Он лежал и считал. Считал и вспоминал. „Октябрь, Ноябрь, Декабрь, Январь, Февраль… Сбился… Короче, без малого — год. Год я пил… Когда вышел, решил поехать за машиной… Не доехал. Взял пузырь…“ — от мысли о пузыре, к горлу подкатился тошнотный ком, но он себя сдержал, — „Пил, на скамейке в „Автово“. Потом, пришли какие-то синяки. Взяли ещё… Потом ещё… ещё… ещё… Как? Что произошло? Ведь я не алкоголик… Нормальный, адекватный человек.“
„Ну, да, — усмехнулся какой-то далёкий голос в голове, — Не алкоголик. Почти год пил и вдруг, не алкоголик.“
— Допился, — расстроено выдохнул Китяж и уткнулся в веник.

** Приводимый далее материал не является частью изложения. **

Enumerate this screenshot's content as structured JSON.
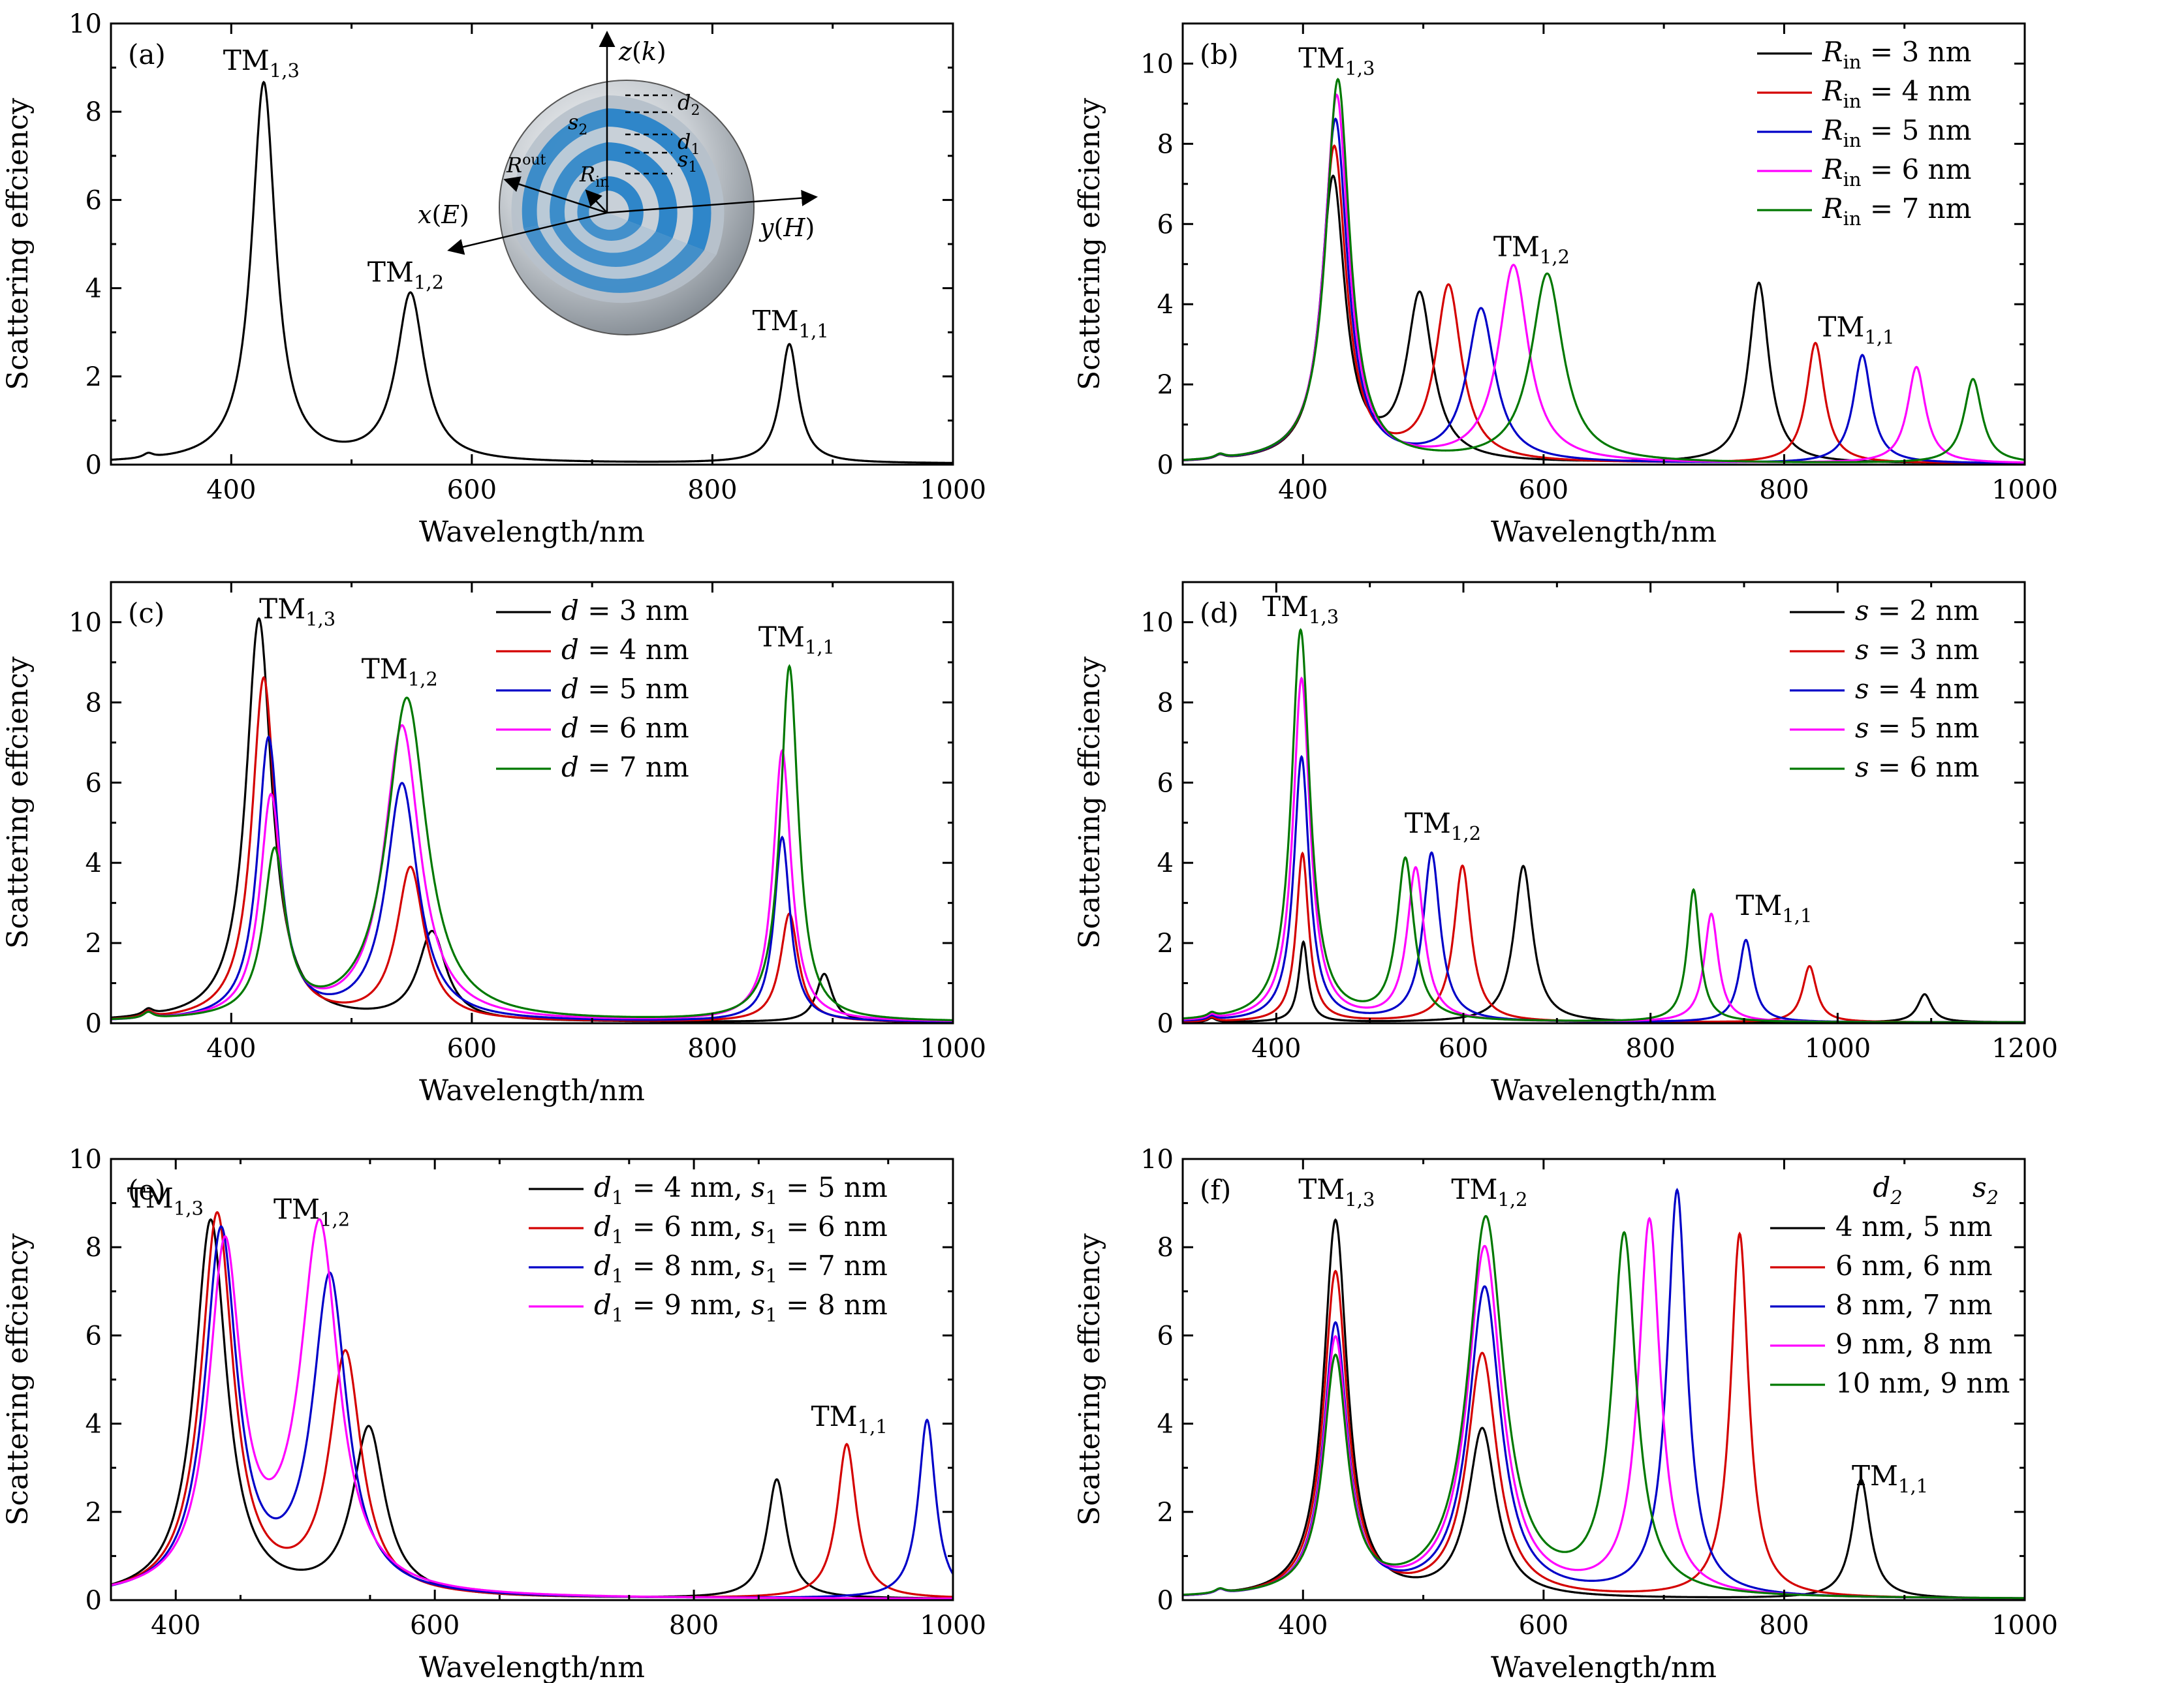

— Не спать, разведка! — довольно произнёс Аббат, заходя в парилку, — Давай-ка я парку поддам. Тебе сейчас откисать нужно. А то с тебя грязи кусок отвалится — пол мне проломит.
— Я…
— Ты, молчи и слушай, — бывший прапорщик капнул в кадушку с водой какого-то масла, почерпнул алюминиевым ковшиком студёной, колодезной воды и кинул её на раскалённые камни. Ледяная вода, со свистом, мгновенно испарилась, обдав ломящим жаром плечи и спину Китяжу, — Держись, разведка. Будет жарко, — он надел на голову войлочную шапку, такие же войлочные рукавицы, взял из кадушки ещё один веник и перекрестил им Китяжа, — Кир, а ты вообще, крещёный?
— Да, вроде, — неуверенно прошептал Кирилл.
— А в церкви давно был?
Тяжин ничего не ответил. Только кивнул.